Escobar v. Gaines
What's at Stake
On the night of October 20, 2010, Angel Escobar and Jorge Sarmiento were in their beds in their small, two-bedroom apartment in the Clairmont complex in Nashville. Several roommates and friends were in other rooms. The doors and windows were all shut and locked. Suddenly there was a loud banging at the door and voices shouting “Police!” and “Policia!” When no one answered, the agents tried to force the door open. Scared, occupants hid. U.S. Immigration and Customs Enforcement (ICE) agents began hitting objects against the bedroom windows, trying to break in. Without a search warrant and without consent, the ICE agents eventually knocked in the front door and shattered a window, shouting racial slurs and storming into the bedrooms, holding guns to some people’s heads.
The Fourth Amendment strictly prohibits warrantless intrusions into private homes and the Constitution’s protections apply to both citizens and non-citizens alike. In the absence of a judicially authorized warrant, there must be voluntary and knowing consent; ICE officers forcing themselves into someone’s home does not constitute consent.
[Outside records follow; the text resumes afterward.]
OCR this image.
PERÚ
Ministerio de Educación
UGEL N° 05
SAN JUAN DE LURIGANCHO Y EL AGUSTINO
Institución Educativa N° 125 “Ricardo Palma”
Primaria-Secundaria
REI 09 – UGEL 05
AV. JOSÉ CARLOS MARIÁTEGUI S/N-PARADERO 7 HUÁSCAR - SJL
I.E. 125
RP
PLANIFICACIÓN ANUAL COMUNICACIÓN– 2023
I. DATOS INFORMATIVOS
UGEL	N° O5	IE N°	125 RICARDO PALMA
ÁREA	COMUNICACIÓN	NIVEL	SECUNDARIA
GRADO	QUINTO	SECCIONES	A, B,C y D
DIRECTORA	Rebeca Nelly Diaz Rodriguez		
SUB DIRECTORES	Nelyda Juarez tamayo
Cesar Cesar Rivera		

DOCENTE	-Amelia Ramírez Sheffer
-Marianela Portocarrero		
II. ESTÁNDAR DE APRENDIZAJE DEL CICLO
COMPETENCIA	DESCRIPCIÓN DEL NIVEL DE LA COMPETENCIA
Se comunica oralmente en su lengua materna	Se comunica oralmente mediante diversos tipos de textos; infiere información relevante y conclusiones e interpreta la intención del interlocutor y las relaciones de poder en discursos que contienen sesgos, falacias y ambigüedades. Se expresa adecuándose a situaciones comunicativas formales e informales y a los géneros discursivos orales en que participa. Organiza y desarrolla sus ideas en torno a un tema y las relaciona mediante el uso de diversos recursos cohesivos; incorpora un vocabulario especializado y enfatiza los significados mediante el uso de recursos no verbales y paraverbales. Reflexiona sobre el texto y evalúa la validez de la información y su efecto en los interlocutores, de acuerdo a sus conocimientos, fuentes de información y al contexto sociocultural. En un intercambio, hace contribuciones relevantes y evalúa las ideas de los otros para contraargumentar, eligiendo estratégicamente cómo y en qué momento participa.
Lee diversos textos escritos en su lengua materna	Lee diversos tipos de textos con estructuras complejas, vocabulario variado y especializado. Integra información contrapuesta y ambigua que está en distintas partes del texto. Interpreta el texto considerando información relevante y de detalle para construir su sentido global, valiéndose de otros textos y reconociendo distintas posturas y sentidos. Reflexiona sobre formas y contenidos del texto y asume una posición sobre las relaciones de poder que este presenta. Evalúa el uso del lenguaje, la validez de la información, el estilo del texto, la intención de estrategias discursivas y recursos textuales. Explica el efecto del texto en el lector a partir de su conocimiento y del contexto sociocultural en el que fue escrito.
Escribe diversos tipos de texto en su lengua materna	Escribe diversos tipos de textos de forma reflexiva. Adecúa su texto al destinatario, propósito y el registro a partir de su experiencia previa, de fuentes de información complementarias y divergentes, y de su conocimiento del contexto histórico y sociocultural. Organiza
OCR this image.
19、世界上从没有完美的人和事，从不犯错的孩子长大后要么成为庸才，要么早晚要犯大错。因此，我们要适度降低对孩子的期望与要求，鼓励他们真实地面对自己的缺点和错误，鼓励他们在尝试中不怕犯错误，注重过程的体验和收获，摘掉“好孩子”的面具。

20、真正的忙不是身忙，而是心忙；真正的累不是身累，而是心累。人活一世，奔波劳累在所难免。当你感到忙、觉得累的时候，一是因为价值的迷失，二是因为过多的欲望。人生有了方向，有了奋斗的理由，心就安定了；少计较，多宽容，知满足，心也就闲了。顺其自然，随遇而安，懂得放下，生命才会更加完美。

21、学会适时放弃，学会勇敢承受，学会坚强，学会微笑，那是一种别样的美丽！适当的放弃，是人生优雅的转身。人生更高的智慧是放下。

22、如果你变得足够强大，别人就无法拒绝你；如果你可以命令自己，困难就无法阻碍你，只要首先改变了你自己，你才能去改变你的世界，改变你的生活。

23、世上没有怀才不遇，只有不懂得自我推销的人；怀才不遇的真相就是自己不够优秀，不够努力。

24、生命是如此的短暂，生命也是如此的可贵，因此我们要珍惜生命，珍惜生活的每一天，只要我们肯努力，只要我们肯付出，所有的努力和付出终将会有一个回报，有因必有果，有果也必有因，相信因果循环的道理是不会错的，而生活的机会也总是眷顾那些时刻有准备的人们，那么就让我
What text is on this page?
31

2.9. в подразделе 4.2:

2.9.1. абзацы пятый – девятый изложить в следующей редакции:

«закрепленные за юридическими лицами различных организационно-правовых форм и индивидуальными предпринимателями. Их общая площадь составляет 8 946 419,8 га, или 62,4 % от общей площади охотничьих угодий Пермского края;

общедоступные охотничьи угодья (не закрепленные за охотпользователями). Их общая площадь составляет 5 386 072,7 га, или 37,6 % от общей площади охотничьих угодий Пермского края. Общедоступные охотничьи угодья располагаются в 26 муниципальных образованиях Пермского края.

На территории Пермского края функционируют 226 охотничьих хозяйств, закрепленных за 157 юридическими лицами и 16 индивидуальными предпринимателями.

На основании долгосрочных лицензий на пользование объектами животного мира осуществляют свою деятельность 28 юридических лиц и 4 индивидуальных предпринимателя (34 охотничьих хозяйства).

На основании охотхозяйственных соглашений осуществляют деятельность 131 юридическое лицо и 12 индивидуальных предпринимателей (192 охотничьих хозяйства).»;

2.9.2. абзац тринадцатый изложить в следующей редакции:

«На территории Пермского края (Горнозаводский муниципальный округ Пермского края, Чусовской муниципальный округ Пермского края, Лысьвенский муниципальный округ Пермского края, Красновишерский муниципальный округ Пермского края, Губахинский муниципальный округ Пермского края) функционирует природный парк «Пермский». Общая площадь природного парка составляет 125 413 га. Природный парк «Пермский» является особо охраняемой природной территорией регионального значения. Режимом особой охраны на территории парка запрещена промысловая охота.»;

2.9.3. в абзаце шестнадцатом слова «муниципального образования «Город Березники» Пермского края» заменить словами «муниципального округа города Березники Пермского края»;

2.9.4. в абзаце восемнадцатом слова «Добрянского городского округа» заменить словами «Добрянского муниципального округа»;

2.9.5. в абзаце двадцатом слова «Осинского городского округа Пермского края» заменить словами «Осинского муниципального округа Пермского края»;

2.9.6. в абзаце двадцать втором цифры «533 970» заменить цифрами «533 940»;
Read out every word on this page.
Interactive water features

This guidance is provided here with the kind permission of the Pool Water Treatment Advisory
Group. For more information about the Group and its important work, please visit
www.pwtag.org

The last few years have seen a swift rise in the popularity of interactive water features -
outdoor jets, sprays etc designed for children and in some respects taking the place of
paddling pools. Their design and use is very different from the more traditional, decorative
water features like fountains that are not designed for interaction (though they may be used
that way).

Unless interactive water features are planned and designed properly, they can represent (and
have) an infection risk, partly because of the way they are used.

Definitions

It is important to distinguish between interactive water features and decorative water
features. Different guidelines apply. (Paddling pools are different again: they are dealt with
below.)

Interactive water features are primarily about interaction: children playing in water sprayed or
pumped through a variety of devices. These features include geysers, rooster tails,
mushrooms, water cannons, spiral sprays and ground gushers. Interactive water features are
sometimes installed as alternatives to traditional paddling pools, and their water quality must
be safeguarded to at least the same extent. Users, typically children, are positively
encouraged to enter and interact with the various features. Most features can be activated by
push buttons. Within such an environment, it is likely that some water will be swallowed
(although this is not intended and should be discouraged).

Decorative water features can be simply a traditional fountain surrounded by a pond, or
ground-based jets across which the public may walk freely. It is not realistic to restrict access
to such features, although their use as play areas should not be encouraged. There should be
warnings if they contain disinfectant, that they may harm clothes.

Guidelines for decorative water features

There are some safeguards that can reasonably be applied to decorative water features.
In October 2011, the ACLU Immigrants’ Rights Project and ACLU of Tennessee filed a lawsuit in federal court on behalf of fifteen residents of the apartment complex who were subjected to the raid by ICE agents and Metro Nashville police officers. Among the plaintiffs are U.S. citizens, including a child detained and interrogated while playing soccer on the playground simply because of the color of his skin. In addition to the ACLU, the plaintiffs are represented by Hughes, Socol, Piers, Resnick & Dym, Ltd., and Ozment Law.
On July 27, 2015 the ACLU announced a settlement in the case. ICE and Metro Nashville police agreed to pay $310,000 to settle all claims, and ICE granted the noncitizen plaintiffs deferred action status for seven years.